F. Starting a feeding trolley (9), extending a plugboard (7) of a delivery board (8) and matching with a groove (6) of a warehouse-out surface, moving the delivery board (8) upwards to lift a linear guide rail to be tested, moving a specified guide rail goods shelf (2) to one side of a feeding sliding rail (12), moving the feeding trolley (9) to the side surface of the specified guide rail goods shelf (2) through a first driving roller group (11), moving the delivery board (8) upwards to the upper end of a guide rail bearing bracket (1) of the specified guide rail goods shelf (2) and extending, moving the delivery board (8) downwards again to directly place the linear guide rail to be tested on the guide rail bearing bracket (1), and returning the feeding trolley (9) to the original position to finish storage.
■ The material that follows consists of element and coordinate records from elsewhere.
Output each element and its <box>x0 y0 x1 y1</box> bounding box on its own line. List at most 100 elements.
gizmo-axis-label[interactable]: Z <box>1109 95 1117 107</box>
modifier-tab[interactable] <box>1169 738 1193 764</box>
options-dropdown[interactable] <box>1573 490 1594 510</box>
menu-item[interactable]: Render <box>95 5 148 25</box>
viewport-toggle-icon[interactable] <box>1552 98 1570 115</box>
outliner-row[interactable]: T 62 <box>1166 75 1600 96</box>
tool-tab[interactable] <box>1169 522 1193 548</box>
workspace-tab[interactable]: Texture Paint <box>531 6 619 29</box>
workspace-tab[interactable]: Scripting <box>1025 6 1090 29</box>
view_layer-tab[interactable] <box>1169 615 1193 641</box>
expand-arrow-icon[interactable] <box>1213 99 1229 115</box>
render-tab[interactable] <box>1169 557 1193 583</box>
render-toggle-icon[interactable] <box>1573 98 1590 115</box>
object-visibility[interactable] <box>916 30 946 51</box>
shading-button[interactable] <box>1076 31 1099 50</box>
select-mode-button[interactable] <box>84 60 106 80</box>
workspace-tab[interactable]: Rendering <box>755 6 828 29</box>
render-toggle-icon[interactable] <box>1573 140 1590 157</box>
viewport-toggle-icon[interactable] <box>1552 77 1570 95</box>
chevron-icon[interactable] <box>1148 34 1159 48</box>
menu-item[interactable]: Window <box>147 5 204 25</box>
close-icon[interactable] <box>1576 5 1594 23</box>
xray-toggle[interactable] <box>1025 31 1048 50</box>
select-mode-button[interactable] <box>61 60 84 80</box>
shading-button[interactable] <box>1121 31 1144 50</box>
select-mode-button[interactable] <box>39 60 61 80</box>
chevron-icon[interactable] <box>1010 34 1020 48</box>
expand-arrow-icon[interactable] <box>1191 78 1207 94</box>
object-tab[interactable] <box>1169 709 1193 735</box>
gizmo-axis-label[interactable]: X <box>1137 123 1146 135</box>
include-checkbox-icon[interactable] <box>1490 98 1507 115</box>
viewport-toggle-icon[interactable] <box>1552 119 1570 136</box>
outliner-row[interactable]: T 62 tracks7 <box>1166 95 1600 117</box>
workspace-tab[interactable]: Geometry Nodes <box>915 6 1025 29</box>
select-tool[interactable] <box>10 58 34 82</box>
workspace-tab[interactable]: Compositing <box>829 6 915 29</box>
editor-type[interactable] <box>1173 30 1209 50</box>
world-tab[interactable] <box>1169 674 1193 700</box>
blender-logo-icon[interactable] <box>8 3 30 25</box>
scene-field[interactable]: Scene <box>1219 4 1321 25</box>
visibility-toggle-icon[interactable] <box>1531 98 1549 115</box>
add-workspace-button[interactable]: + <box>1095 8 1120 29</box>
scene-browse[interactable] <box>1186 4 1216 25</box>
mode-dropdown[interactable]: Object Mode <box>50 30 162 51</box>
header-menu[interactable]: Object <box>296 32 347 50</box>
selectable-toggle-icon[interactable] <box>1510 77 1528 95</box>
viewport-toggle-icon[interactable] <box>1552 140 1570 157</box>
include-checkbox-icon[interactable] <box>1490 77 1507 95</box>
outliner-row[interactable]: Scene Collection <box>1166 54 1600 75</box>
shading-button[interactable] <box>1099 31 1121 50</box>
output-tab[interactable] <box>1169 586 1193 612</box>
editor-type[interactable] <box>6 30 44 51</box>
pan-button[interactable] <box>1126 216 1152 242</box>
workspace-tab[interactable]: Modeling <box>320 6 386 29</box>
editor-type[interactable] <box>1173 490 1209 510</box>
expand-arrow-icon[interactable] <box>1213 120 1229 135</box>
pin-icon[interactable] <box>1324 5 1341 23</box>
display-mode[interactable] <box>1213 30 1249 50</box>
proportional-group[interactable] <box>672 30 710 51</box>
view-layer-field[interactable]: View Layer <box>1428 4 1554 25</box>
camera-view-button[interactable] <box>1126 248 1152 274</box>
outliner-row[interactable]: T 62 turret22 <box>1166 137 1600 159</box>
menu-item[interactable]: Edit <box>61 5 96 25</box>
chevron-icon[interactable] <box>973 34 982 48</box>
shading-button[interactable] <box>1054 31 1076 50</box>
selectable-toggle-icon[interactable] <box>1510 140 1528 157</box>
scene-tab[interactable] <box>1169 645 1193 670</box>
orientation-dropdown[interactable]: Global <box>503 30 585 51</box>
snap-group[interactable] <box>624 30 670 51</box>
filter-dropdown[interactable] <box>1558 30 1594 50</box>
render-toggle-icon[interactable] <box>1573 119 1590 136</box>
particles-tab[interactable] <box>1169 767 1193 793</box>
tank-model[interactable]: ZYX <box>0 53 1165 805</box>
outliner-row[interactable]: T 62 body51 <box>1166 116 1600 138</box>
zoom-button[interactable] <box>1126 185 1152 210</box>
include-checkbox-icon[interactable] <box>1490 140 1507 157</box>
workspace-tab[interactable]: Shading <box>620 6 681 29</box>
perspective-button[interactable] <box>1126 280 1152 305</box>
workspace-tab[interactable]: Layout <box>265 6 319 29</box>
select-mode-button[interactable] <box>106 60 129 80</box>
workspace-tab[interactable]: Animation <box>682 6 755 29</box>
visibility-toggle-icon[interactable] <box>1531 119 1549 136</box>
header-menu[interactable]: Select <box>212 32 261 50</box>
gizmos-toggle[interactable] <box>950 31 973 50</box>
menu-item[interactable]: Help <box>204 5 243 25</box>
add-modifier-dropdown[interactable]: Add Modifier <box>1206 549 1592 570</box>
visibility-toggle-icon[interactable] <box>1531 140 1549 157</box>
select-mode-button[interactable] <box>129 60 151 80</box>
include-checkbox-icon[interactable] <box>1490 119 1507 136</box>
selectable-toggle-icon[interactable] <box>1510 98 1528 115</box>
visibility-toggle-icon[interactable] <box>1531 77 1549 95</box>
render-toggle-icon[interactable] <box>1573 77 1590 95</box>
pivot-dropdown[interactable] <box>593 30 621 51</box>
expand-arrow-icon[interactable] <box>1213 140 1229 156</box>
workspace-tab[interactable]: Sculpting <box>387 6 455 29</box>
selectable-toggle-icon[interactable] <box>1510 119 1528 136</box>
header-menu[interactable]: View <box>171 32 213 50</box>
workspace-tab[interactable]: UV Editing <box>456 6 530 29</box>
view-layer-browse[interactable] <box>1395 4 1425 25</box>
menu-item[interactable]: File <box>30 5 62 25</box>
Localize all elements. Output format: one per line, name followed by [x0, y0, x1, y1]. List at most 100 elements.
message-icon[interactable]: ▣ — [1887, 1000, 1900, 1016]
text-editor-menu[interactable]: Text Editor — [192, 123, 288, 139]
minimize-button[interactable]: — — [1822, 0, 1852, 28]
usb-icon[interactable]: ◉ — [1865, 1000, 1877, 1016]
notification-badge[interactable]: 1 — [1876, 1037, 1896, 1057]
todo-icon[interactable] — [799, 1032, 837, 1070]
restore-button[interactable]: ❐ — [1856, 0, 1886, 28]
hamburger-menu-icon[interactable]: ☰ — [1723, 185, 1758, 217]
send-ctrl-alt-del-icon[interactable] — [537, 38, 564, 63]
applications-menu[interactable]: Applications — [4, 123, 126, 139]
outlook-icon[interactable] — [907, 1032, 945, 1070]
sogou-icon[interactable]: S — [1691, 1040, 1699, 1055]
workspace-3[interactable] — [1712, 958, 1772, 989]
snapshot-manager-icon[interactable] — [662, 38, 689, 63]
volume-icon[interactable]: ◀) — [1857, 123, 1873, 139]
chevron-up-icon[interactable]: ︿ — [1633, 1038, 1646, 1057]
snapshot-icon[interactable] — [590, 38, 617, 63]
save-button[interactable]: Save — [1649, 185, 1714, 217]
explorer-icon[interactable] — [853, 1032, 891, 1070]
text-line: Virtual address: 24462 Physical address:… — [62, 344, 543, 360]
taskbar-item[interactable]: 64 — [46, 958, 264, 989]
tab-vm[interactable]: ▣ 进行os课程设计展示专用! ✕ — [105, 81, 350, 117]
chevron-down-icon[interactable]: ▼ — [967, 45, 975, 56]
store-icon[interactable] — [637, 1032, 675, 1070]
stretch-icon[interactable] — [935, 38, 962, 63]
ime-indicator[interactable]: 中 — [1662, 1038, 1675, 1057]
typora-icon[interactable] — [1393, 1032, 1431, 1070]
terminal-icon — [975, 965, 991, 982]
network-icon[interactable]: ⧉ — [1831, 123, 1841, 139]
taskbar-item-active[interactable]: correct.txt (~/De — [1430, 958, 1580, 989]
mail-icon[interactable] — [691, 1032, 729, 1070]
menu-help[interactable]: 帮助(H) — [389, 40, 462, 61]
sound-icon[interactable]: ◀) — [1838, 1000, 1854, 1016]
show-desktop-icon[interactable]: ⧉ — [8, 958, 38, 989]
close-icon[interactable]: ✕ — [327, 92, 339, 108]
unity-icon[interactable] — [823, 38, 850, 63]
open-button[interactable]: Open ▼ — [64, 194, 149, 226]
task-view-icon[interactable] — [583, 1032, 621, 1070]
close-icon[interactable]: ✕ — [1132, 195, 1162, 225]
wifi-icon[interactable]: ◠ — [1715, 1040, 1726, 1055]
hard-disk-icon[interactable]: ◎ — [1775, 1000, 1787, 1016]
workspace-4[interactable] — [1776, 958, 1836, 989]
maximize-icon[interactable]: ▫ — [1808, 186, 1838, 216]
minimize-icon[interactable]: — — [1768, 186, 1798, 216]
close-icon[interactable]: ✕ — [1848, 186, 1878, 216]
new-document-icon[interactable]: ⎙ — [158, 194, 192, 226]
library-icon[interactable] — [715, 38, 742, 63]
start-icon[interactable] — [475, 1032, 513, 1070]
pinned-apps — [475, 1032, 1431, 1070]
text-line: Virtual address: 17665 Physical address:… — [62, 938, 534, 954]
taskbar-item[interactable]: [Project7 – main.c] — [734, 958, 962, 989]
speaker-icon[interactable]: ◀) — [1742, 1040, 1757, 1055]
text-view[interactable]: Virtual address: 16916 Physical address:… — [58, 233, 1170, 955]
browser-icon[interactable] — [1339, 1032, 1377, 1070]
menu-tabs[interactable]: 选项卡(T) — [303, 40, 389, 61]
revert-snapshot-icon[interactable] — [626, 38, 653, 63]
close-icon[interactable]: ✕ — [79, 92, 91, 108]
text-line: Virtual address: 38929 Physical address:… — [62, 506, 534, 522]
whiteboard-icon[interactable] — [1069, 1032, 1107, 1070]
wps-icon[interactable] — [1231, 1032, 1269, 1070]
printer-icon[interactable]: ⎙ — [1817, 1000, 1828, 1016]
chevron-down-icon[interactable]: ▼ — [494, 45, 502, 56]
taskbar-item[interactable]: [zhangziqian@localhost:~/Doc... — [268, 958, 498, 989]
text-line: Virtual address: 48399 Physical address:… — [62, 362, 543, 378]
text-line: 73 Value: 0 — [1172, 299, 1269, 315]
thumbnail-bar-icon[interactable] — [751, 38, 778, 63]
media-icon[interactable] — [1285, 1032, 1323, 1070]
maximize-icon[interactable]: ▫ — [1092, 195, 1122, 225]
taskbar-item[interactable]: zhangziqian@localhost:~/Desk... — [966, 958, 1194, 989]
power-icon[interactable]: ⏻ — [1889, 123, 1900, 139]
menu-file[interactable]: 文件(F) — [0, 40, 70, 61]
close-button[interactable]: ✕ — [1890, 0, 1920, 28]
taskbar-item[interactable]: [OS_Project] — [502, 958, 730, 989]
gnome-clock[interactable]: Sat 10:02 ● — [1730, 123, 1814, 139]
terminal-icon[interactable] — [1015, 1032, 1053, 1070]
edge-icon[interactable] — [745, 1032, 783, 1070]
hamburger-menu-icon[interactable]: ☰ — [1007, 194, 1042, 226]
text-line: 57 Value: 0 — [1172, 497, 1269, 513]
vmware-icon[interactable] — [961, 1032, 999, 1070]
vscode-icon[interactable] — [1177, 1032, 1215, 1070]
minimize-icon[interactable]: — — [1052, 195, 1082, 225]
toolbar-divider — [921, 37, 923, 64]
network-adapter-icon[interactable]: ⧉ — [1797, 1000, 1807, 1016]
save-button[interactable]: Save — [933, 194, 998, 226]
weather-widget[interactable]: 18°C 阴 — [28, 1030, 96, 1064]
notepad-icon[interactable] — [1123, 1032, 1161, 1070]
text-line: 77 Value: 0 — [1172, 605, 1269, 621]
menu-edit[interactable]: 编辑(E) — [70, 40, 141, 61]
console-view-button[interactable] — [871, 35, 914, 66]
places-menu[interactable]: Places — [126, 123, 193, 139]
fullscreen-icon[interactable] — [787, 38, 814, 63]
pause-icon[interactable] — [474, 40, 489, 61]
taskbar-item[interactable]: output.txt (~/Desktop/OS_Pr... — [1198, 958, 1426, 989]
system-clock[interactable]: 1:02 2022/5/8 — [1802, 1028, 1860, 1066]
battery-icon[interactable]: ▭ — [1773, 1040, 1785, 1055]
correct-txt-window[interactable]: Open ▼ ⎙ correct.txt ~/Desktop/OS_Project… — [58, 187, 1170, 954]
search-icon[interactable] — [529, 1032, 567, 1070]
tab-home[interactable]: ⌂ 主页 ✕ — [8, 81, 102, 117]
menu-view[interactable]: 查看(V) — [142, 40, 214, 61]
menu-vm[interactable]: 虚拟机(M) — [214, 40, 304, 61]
8. The linear guide precision grading processing method according to claim 7, characterized in that: in the step D, after the metal tooling sliding block (34) slides along the linear guide rail to be tested and is separated, the linear module drives the electromagnetic gauge stand (20) to translate to one side of the tooling sliding block library (13), the push-pull plate (30) of the sliding block assembly auxiliary mechanism moves to the side surface of the metal tooling sliding block (34) and contacts with the metal tooling sliding block under the movement of the linear movement module (33), at the moment, the electromagnet is electrified to adsorb the metal tooling sliding block (34), the electromagnetic gauge stand (20) is powered off, and the linear movement module (33) moves reversely again to translate the metal tooling sliding block (34) to be matched with the original second longitudinal guide rail (35), so that the metal tooling sliding block (34) is reset.